On this page, you can learn more about historical and genealogical items in the western medieval manuscript collection at St John’s College Library. Authors represented here include Bede, Orosius, and Guido delle Colonne. You may also be interested in the history and genealogy section of our western post-1500 manuscript collection.

MS 23
MS 23 is a genealogical chronicle produced in England towards the end of the fifteenth century. The manuscript begins with biblical history and extends to cover English regnal history, with adjustments running to the end of the seventeenth century.

MS 34
MS 34, produced in France at the end of the twelfth century, is a copy of Peter Comestor’s Historia Scholastica.
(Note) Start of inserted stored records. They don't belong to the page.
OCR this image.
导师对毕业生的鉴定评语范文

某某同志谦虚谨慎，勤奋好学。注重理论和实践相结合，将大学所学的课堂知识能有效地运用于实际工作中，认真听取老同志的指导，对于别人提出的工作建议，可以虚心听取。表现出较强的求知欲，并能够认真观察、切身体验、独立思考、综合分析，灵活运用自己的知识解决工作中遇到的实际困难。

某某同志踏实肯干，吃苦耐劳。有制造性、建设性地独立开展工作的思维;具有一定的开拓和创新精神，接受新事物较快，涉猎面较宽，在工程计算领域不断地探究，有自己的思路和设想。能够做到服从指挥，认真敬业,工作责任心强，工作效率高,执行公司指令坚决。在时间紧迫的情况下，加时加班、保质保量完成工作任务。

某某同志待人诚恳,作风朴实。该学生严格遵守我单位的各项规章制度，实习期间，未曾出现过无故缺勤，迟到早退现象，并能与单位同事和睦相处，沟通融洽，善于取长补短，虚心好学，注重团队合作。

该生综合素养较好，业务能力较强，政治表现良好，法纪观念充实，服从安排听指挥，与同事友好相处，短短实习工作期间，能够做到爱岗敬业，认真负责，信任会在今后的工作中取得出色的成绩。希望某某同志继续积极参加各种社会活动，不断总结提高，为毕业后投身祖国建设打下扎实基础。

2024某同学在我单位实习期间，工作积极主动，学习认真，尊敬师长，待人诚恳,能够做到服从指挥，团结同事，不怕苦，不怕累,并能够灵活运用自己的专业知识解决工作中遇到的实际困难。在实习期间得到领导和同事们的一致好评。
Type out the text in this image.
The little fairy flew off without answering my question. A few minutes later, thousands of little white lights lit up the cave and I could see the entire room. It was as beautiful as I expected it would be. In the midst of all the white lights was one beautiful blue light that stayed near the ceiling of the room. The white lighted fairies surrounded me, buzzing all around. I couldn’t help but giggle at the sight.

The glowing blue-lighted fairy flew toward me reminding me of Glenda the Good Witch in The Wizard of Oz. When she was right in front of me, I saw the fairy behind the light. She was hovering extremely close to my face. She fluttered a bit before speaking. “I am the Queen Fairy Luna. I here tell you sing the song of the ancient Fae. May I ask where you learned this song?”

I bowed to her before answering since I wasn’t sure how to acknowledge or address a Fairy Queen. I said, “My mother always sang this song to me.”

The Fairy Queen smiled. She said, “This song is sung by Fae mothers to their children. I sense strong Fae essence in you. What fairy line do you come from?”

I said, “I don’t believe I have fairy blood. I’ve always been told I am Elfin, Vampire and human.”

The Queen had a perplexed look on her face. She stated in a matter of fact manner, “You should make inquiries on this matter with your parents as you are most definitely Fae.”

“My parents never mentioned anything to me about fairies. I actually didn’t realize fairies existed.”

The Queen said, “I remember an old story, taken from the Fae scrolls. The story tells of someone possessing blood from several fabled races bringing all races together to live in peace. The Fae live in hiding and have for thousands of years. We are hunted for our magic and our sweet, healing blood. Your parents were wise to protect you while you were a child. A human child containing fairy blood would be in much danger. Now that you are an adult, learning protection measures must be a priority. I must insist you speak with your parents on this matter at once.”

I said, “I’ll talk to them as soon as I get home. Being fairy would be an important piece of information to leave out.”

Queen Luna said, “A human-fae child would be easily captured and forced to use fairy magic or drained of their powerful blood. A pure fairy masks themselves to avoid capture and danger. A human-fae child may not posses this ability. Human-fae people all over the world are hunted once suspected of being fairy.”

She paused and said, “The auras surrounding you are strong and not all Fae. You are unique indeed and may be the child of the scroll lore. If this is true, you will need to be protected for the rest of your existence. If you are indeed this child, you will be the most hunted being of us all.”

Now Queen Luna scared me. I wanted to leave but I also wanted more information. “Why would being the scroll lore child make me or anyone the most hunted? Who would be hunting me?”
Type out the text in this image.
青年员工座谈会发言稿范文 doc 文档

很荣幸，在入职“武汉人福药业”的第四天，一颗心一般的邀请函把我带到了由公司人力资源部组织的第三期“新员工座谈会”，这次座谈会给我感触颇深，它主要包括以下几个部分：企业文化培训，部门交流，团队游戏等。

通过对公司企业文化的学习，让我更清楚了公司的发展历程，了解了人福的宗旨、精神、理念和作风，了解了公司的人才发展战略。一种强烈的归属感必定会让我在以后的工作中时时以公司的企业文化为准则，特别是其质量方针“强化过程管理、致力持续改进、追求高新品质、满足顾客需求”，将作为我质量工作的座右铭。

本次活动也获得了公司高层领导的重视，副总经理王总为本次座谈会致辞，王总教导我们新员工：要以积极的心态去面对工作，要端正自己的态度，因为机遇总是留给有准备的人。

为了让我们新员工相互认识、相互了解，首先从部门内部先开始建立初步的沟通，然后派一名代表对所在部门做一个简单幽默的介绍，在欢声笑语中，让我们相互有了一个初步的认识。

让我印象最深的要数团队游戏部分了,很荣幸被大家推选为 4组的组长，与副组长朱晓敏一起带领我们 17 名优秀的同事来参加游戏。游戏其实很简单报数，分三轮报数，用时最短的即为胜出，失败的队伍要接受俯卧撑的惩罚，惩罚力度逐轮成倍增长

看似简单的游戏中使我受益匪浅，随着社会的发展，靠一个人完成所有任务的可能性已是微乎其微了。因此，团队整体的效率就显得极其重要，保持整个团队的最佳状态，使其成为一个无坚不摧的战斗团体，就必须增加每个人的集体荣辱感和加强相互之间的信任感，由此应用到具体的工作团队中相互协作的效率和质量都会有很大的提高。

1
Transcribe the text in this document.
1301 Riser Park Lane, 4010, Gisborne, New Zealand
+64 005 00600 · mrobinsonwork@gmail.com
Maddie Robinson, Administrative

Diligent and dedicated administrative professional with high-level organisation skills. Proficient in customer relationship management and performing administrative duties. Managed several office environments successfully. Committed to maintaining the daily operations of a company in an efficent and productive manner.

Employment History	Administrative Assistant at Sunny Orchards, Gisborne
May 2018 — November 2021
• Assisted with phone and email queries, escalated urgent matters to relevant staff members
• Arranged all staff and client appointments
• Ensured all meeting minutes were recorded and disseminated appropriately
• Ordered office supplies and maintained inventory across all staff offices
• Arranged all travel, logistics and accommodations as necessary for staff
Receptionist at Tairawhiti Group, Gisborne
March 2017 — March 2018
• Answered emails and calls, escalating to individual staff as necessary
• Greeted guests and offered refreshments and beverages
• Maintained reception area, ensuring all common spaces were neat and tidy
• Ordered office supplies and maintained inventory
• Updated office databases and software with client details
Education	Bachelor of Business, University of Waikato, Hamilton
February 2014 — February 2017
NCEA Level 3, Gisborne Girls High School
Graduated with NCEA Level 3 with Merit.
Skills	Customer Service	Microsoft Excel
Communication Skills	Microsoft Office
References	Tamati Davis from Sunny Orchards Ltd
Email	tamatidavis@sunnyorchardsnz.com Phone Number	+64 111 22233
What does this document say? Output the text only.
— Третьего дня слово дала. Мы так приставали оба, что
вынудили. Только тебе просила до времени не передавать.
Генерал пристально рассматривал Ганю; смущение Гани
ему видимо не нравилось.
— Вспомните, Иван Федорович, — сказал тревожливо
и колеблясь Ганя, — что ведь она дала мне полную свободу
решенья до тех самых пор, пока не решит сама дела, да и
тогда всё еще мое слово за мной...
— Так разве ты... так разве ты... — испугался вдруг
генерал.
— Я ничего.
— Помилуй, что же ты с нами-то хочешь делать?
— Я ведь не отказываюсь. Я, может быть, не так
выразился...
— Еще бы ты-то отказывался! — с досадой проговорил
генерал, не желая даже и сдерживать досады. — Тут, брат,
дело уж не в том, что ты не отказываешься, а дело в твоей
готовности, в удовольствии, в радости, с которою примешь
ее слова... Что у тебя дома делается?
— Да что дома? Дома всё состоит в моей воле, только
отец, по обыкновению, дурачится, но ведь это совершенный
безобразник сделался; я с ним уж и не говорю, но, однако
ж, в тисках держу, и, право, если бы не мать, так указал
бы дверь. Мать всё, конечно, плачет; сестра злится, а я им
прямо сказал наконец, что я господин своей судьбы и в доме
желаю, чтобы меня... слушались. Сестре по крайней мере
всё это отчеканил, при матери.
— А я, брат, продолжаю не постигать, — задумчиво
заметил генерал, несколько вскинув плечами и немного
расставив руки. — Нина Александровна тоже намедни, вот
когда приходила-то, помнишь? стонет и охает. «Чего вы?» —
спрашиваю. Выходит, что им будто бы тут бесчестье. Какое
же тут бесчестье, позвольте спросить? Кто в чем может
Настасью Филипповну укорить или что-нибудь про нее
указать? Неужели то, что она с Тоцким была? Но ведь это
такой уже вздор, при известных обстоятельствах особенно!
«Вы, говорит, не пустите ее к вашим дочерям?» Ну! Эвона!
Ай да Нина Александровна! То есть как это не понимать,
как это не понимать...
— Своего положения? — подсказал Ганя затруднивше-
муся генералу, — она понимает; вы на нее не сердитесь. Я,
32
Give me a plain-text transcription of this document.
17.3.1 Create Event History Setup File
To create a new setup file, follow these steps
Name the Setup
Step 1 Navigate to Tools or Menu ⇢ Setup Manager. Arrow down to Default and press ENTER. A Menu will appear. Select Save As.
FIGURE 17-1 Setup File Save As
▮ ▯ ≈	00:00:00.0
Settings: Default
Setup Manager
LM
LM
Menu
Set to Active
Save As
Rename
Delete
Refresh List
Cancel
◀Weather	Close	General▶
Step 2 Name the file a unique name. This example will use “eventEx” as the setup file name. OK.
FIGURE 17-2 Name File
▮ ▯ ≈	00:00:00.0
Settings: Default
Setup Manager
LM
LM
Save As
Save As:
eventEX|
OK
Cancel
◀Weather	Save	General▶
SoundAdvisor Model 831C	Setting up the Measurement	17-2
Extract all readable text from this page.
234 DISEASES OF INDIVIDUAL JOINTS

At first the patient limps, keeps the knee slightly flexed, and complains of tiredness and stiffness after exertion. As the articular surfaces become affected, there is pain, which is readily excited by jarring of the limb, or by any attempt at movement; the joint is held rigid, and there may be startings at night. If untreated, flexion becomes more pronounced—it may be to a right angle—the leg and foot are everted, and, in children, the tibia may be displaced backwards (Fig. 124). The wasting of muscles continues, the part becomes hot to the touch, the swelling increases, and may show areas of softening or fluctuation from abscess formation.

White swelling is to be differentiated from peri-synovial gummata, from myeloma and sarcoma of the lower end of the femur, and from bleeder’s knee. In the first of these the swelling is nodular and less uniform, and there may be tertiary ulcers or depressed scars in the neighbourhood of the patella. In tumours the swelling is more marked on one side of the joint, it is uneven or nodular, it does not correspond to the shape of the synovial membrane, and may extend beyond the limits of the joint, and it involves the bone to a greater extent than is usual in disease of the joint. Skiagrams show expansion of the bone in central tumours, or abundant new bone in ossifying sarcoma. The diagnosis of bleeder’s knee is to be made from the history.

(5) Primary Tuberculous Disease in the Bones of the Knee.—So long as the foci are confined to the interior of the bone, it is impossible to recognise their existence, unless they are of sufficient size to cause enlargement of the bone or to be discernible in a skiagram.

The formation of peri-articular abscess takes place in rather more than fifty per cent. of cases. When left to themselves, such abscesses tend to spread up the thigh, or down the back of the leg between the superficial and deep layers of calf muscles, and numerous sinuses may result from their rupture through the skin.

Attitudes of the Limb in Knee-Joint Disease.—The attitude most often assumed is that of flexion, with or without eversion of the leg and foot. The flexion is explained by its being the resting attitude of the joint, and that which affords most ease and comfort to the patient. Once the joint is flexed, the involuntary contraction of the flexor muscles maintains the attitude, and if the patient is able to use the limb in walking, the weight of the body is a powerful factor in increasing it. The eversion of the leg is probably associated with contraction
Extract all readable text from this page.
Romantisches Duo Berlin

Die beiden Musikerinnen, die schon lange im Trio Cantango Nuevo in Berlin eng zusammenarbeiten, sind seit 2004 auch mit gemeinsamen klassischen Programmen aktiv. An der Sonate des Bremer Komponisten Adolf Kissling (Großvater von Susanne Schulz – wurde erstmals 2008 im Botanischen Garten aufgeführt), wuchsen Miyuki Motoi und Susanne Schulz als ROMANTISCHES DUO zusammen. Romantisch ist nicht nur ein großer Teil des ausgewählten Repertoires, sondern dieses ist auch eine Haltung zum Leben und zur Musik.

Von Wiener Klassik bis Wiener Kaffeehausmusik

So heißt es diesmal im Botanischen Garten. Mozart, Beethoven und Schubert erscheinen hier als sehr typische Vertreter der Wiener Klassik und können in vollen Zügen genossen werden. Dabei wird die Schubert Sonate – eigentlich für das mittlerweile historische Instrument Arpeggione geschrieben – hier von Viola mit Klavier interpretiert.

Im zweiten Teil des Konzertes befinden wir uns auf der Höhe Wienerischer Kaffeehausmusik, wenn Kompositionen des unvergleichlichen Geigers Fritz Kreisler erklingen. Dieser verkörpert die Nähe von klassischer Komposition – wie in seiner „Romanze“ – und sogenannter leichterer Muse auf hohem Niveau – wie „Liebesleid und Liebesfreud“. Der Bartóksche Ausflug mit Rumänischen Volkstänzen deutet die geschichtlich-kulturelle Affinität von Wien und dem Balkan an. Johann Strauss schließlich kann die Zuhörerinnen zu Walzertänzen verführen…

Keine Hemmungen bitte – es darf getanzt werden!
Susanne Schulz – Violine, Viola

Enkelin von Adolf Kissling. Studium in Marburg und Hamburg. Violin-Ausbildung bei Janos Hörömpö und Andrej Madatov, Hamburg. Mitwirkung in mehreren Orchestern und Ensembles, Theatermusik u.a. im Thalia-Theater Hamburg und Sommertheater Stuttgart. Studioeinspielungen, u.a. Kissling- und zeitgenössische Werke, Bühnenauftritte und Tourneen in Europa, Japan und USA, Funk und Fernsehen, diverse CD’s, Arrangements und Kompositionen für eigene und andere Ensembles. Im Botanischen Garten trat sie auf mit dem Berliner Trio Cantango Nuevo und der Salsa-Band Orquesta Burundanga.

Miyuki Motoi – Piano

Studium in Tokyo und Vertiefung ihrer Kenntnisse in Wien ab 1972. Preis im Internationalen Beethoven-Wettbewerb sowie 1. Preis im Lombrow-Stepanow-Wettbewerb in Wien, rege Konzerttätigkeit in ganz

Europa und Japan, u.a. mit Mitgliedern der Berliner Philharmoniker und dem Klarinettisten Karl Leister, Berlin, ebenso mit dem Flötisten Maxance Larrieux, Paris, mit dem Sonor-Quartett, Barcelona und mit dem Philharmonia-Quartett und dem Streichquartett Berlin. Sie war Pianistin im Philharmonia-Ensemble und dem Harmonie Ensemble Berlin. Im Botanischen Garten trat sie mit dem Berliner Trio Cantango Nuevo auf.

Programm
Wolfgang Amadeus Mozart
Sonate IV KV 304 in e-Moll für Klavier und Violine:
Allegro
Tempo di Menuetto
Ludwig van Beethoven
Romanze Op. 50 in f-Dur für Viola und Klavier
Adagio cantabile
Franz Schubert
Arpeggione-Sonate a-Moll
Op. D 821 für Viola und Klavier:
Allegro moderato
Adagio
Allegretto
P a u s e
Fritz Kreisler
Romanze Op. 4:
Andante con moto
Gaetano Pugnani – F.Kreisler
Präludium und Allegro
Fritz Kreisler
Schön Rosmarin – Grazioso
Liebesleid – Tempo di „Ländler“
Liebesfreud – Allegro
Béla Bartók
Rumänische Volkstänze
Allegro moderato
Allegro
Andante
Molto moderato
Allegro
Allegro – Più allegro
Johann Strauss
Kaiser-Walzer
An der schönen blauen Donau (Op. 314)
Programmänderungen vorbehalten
Peter Comestor (d. 1178/9), whose name literally means ‘Peter the Eater’, reputedly had an insatiable appetite for books and learning. His Historia Scholastica covers biblical history from Creation to Ascension.

MS 58
MS 58 contains Biblical genealogies and diagrams of virtues. It was produced in England at the end of the fifteenth century. The elaborate diagram reproduced here shows the four cardinal plus three theological virtues and their ‘parts’.

MS 78
MS 78 comprises two originally separate manuscripts, both produced in England in the fifteenth century. Included here are the Latin Brut Chronicle and the Gesta Romanorum. The initial shown here depicts a Dominican looking up at God.

MS 92
MS 92 principally contains a copy of Guido delle Colonne’s Historiae destructionis Troiae, a Latin prose narrative on the Trojan War. This manuscript was produced in England in the fifteenth century, and uses both vellum and paper.

MS 95
MS 95 principally contains a copy of Orosius’s Historiae aduersum paganos. Paulus Orosius (d. c. 420 AD) was a theologian and historian, and his Historiae aduersum paganos is notable for being the first world history written by a Christian. MS 95 was produced in England in the mid-twelfth century.

MS 97
MS 97 contains a copy of the Annales of chronicler Roger de Hoveden (d. c. 1201). This manuscript was produced in England at the beginning of the thirteenth century but has later additions. Some of these may be in the hand of Brian Twyne (d. 1644), an important Oxford academic.

MS 99
MS 99 contains a copy of Bede’s Ecclesiastical History (Historia Ecclesiastica). This text, which Bede completed in 731, is an important source of information about the conversion of the English to Christianity. The copy in MS 99 was produced in the twelfth century.

MS 209
MS 209 contains various annals and also includes material relating to fourteenth-century Bury, such as a list of abbots. This manuscript was produced in England in the fifteenth century (after 1461).
MS 255
MS 255, a genealogical roll showing Henry VI’s descent from Adam, has been missing from St John’s college library since at least 1971. It was bequeathed to the library by the English antiquary John Pointer in 1754.